Beyond the beards: How to make Russian literature more popular

An average reader might associate Russian literature with its 19th-century heavyweights, so contemporary Russian authors need to adapt.

An average reader might associate Russian literature with its 19th-century heavyweights, so contemporary Russian authors need to adapt.

Ruslan Shamukov/TASS
One of the highlights of this year’s London Book Fair was a roundtable discussion moderated by Russia Beyond The Headlines on the subject of how to attract more readers to Russian literature.

Russian literature is very well-established in the reading public’s mind, but most casual readers’ image of this noble literary tradition is of austere men who write profound, perhaps depressing books as long as their rather ragged looking beards. While this may have its origins in truth, it is, at best, a quarter of the story. Not only are there plenty of excellent female Russian writers out there and plenty of hilarious classics, there is also an exciting contingent of young contemporary writers. So, the million-ruble question at the 2016 London Book Fair was how to spread this to readers.

Embracing technology

While your average reader might associate Russian literature with its 19th-century heavyweights, reading habits have evolved dramatically, and Russian authors also need to adapt. Peter Kaufman, the director of the Read Russia Inc., expressed his strong belief that the internet is the single most important tool to spread Russian literature to a new audience. He described the possibility for using innovative methods to engage with a new generation of readers. Examples include the Read Russia online project, which brings together videos, images and audio to offer a more interactive guide to the country’s literature.

Grigory Ryzhakov, the author of the first guide to New Russian writing in translation, echoed this view, saying that budding Russian authors should be more active on social media and the internet, as that is the medium where people get their information. The internet is also a place that is largely free from state control, so it offers a direct means for authors and readers to interact.
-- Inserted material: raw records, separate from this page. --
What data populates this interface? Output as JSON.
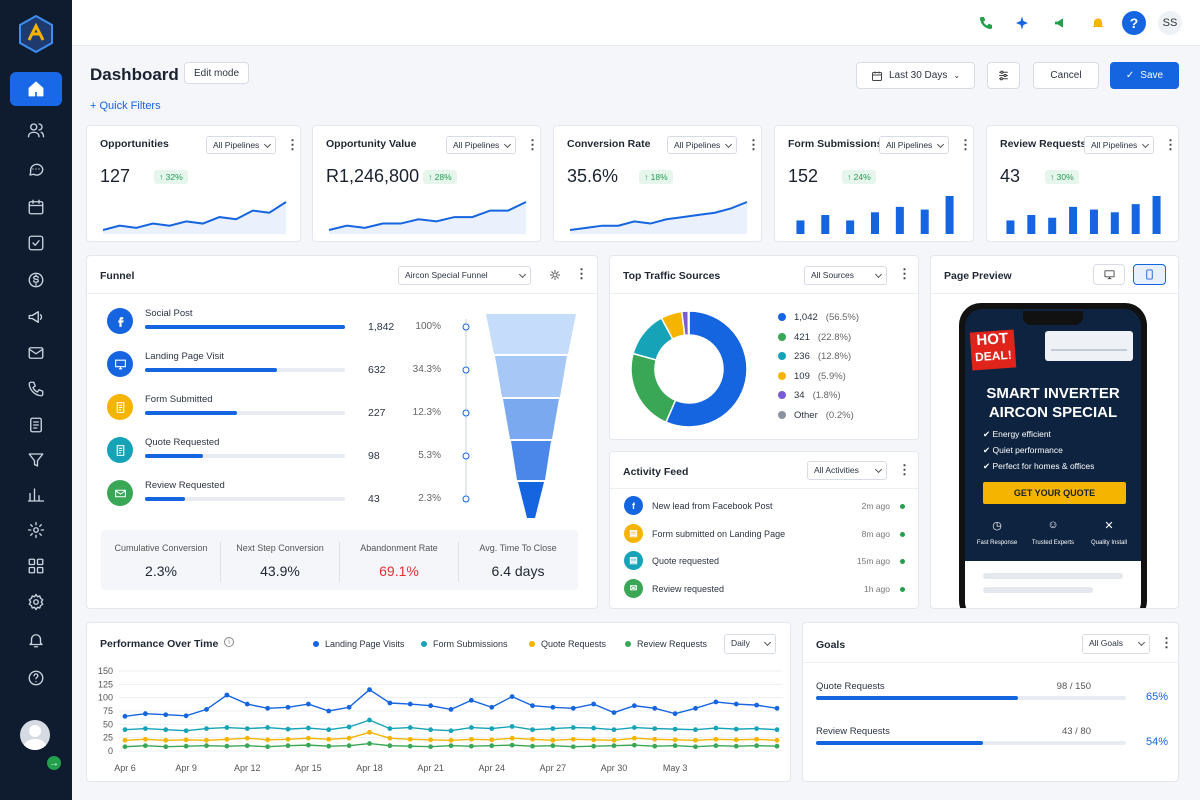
{
  "topbar": {
    "user_initials": "SS",
    "help": "?"
  },
  "header": {
    "title": "Dashboard",
    "edit_mode": "Edit mode",
    "quick_filters": "+ Quick Filters",
    "date_range": "Last 30 Days",
    "cancel": "Cancel",
    "save": "Save"
  },
  "kpis": [
    {
      "title": "Opportunities",
      "filter": "All Pipelines",
      "value": "127",
      "change": "↑ 32%",
      "chart": "line",
      "points": [
        3,
        5,
        4,
        6,
        5,
        7,
        6,
        9,
        8,
        12,
        11,
        16
      ]
    },
    {
      "title": "Opportunity Value",
      "filter": "All Pipelines",
      "value": "R1,246,800",
      "change": "↑ 28%",
      "chart": "line",
      "points": [
        3,
        5,
        4,
        6,
        6,
        8,
        7,
        9,
        9,
        12,
        12,
        16
      ]
    },
    {
      "title": "Conversion Rate",
      "filter": "All Pipelines",
      "value": "35.6%",
      "change": "↑ 18%",
      "chart": "line",
      "points": [
        3,
        4,
        5,
        5,
        7,
        6,
        8,
        9,
        10,
        11,
        13,
        16
      ]
    },
    {
      "title": "Form Submissions",
      "filter": "All Pipelines",
      "value": "152",
      "change": "↑ 24%",
      "chart": "bar",
      "bars": [
        5,
        7,
        5,
        8,
        10,
        9,
        14
      ]
    },
    {
      "title": "Review Requests",
      "filter": "All Pipelines",
      "value": "43",
      "change": "↑ 30%",
      "chart": "bar",
      "bars": [
        5,
        7,
        6,
        10,
        9,
        8,
        11,
        14
      ]
    }
  ],
  "funnel": {
    "title": "Funnel",
    "filter": "Aircon Special Funnel",
    "stages": [
      {
        "label": "Social Post",
        "count": "1,842",
        "pct": "100%",
        "fill": 1.0,
        "color": "#1564e0",
        "icon": "facebook-icon"
      },
      {
        "label": "Landing Page Visit",
        "count": "632",
        "pct": "34.3%",
        "fill": 0.66,
        "color": "#1564e0",
        "icon": "monitor-icon"
      },
      {
        "label": "Form Submitted",
        "count": "227",
        "pct": "12.3%",
        "fill": 0.46,
        "color": "#f5b400",
        "icon": "form-icon"
      },
      {
        "label": "Quote Requested",
        "count": "98",
        "pct": "5.3%",
        "fill": 0.29,
        "color": "#16a3b8",
        "icon": "quote-icon"
      },
      {
        "label": "Review Requested",
        "count": "43",
        "pct": "2.3%",
        "fill": 0.2,
        "color": "#3aa757",
        "icon": "mail-icon"
      }
    ],
    "summary": [
      {
        "label": "Cumulative Conversion",
        "value": "2.3%"
      },
      {
        "label": "Next Step Conversion",
        "value": "43.9%"
      },
      {
        "label": "Abandonment Rate",
        "value": "69.1%"
      },
      {
        "label": "Avg. Time To Close",
        "value": "6.4 days"
      }
    ]
  },
  "traffic": {
    "title": "Top Traffic Sources",
    "filter": "All Sources",
    "sources": [
      {
        "count": "1,042",
        "pct": "(56.5%)",
        "value": 56.5,
        "color": "#1564e0"
      },
      {
        "count": "421",
        "pct": "(22.8%)",
        "value": 22.8,
        "color": "#3aa757"
      },
      {
        "count": "236",
        "pct": "(12.8%)",
        "value": 12.8,
        "color": "#16a3b8"
      },
      {
        "count": "109",
        "pct": "(5.9%)",
        "value": 5.9,
        "color": "#f5b400"
      },
      {
        "count": "34",
        "pct": "(1.8%)",
        "value": 1.8,
        "color": "#7a5cd6"
      },
      {
        "count": "Other",
        "pct": "(0.2%)",
        "value": 0.2,
        "color": "#8a939f"
      }
    ]
  },
  "preview": {
    "title": "Page Preview",
    "hot": "HOT",
    "deal": "DEAL!",
    "headline1": "SMART INVERTER",
    "headline2": "AIRCON SPECIAL",
    "bullets": [
      "Energy efficient",
      "Quiet performance",
      "Perfect for homes & offices"
    ],
    "cta": "GET YOUR QUOTE",
    "features": [
      "Fast Response",
      "Trusted Experts",
      "Quality Install"
    ]
  },
  "activity": {
    "title": "Activity Feed",
    "filter": "All Activities",
    "items": [
      {
        "text": "New lead from Facebook Post",
        "time": "2m ago",
        "color": "#1564e0"
      },
      {
        "text": "Form submitted on Landing Page",
        "time": "8m ago",
        "color": "#f5b400"
      },
      {
        "text": "Quote requested",
        "time": "15m ago",
        "color": "#16a3b8"
      },
      {
        "text": "Review requested",
        "time": "1h ago",
        "color": "#3aa757"
      }
    ]
  },
  "performance": {
    "title": "Performance Over Time",
    "interval": "Daily",
    "legend": [
      {
        "name": "Landing Page Visits",
        "color": "#1564e0"
      },
      {
        "name": "Form Submissions",
        "color": "#16a3b8"
      },
      {
        "name": "Quote Requests",
        "color": "#f5b400"
      },
      {
        "name": "Review Requests",
        "color": "#3aa757"
      }
    ]
  },
  "goals": {
    "title": "Goals",
    "filter": "All Goals",
    "items": [
      {
        "label": "Quote Requests",
        "frac": "98 / 150",
        "pct": "65%",
        "value": 0.65
      },
      {
        "label": "Review Requests",
        "frac": "43 / 80",
        "pct": "54%",
        "value": 0.54
      }
    ]
  },
  "chart_data": {
    "type": "line",
    "title": "Performance Over Time",
    "x": [
      "Apr 6",
      "Apr 7",
      "Apr 8",
      "Apr 9",
      "Apr 10",
      "Apr 11",
      "Apr 12",
      "Apr 13",
      "Apr 14",
      "Apr 15",
      "Apr 16",
      "Apr 17",
      "Apr 18",
      "Apr 19",
      "Apr 20",
      "Apr 21",
      "Apr 22",
      "Apr 23",
      "Apr 24",
      "Apr 25",
      "Apr 26",
      "Apr 27",
      "Apr 28",
      "Apr 29",
      "Apr 30",
      "May 1",
      "May 2",
      "May 3",
      "May 4",
      "May 5",
      "May 6",
      "May 7",
      "May 8"
    ],
    "xticks": [
      "Apr 6",
      "Apr 9",
      "Apr 12",
      "Apr 15",
      "Apr 18",
      "Apr 21",
      "Apr 24",
      "Apr 27",
      "Apr 30",
      "May 3"
    ],
    "yticks": [
      0,
      25,
      50,
      75,
      100,
      125,
      150
    ],
    "ylim": [
      0,
      150
    ],
    "series": [
      {
        "name": "Landing Page Visits",
        "color": "#1564e0",
        "values": [
          65,
          70,
          68,
          66,
          78,
          105,
          88,
          80,
          82,
          88,
          75,
          82,
          115,
          90,
          88,
          85,
          78,
          95,
          82,
          102,
          85,
          82,
          80,
          88,
          72,
          85,
          80,
          70,
          80,
          92,
          88,
          86,
          80
        ]
      },
      {
        "name": "Form Submissions",
        "color": "#16a3b8",
        "values": [
          40,
          42,
          40,
          38,
          42,
          44,
          42,
          44,
          41,
          43,
          40,
          45,
          58,
          42,
          44,
          40,
          38,
          44,
          42,
          46,
          40,
          42,
          44,
          43,
          40,
          44,
          42,
          41,
          40,
          43,
          41,
          42,
          40
        ]
      },
      {
        "name": "Quote Requests",
        "color": "#f5b400",
        "values": [
          20,
          22,
          20,
          21,
          20,
          22,
          24,
          21,
          22,
          24,
          22,
          24,
          35,
          24,
          22,
          21,
          20,
          22,
          21,
          24,
          22,
          20,
          22,
          21,
          20,
          24,
          22,
          21,
          20,
          22,
          21,
          22,
          20
        ]
      },
      {
        "name": "Review Requests",
        "color": "#3aa757",
        "values": [
          8,
          10,
          8,
          9,
          10,
          9,
          10,
          8,
          10,
          11,
          9,
          10,
          14,
          10,
          9,
          8,
          10,
          9,
          10,
          11,
          9,
          10,
          8,
          9,
          10,
          11,
          9,
          10,
          8,
          10,
          9,
          10,
          9
        ]
      }
    ]
  }
}
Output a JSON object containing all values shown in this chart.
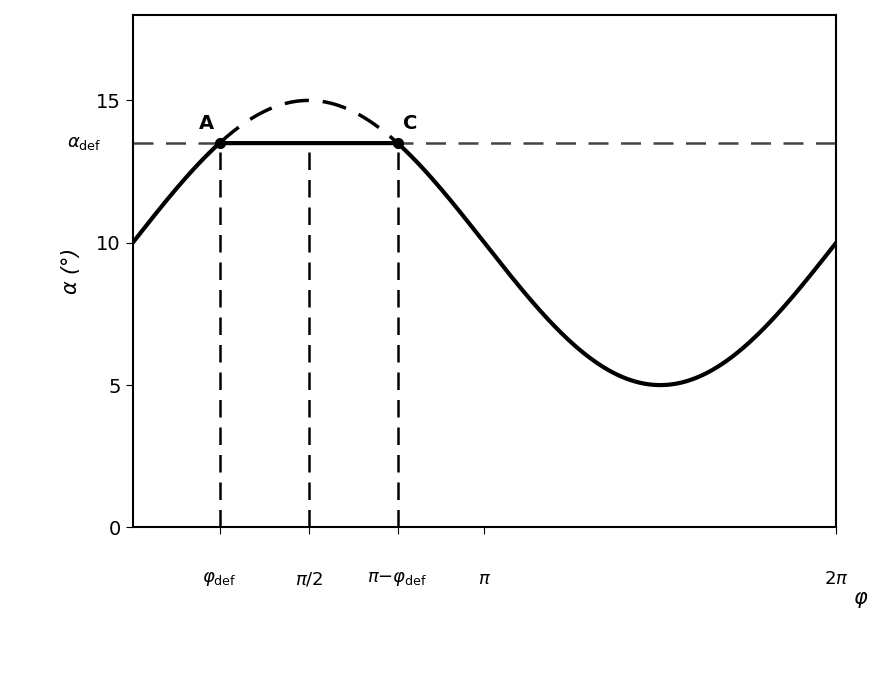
{
  "alpha_mean": 10.0,
  "alpha_amp": 5.0,
  "alpha_def": 13.5,
  "phi_def_deg": 50,
  "ylim": [
    0,
    18
  ],
  "xlim_start": 0,
  "xlim_end": 6.2832,
  "yticks": [
    0,
    5,
    10,
    15
  ],
  "background_color": "#ffffff",
  "line_color": "#000000",
  "dashed_color": "#444444",
  "title": "",
  "ylabel": "$\\alpha$ (°)",
  "xlabel": "$\\varphi$"
}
Ryzhakov himself is a staunch advocate for self-publishing, and says that while this has become accepted in the West, the Russian book market itself remains quite traditional.

The personal touch

Interest in Russian literature seems to increase when tensions are high between the country and the West. However, the panelists expressed concern whether a negative foreign view of Russia makes readers unaware how much excellent contemporary writing is being produced. Professor Valentina Polukhina, the founder of the Russian Poet’s Fund, said that it is vital to bring writers over for talks and readings: she brought Joseph Brodsky to the UK in 1979 and 1985 and continues this tradition today. Indeed, the London Book Fair saw some six writers attend, giving a broad platform to new Russian writing.

Pictured L-R: George Butchard (RBTH, Rosamund Bartlett, Valentina Polukhina, Peter Kaufman.Pictured L-R: George Butchard (RBTH, Rosamund Bartlett, Valentina Polukhina, Peter Kaufman.

Larissa Itina, the founder of the Anglo-Russian Culture Club, advocates a grassroots approach; rather than seeing state funded programs to publicize Russian literature, she prefers this to be an organic process, driven by people with a genuine interest in the subject who can separate state-level geopolitics and art.

The importance of translation

The panel included two renowned literary translators: Rosamund Bartlett and Robert Chandler. Rosamund Bartlett explained that from her perspective interest in Russian literature remains high; her critically acclaimed translation of Anna Karenina was in fact one of two new translations produced in 2014.

She also talked about the enormous interest in her Early Chekhov Translation Project, which brings together amateur and professional translators from across the world to translate the great author’s early stories for the first time. However, she stated that we need a steady flow of keen translators in order to keep the fundamentals of Russian literature strong. There is a trend for Russian departments in UK and US universities to close and Russian is only taught in private schools in the UK.

Robert Chandler, who has recently translated Nadezhda Teffi’s memoirs, described the role of the translator in finding and mediating Russian literature to the West. He talked about the collaborative nature of the Russian translation community and explained that it is actually easier for cross-cultural dialogue to happen now than when he learned Russian, at a time when the USSR was a totally closed country.

Indeed, the Russian Library Project, which is being run by Columbia University Press in conjunction with Read Russia, will see more than 125 modern classics from Russia being translated over the next decade. Interest in Russian literature is clearly still high, and with the right approach from authors, publishers and translators, there is no reason that its future cannot be as bright as its past.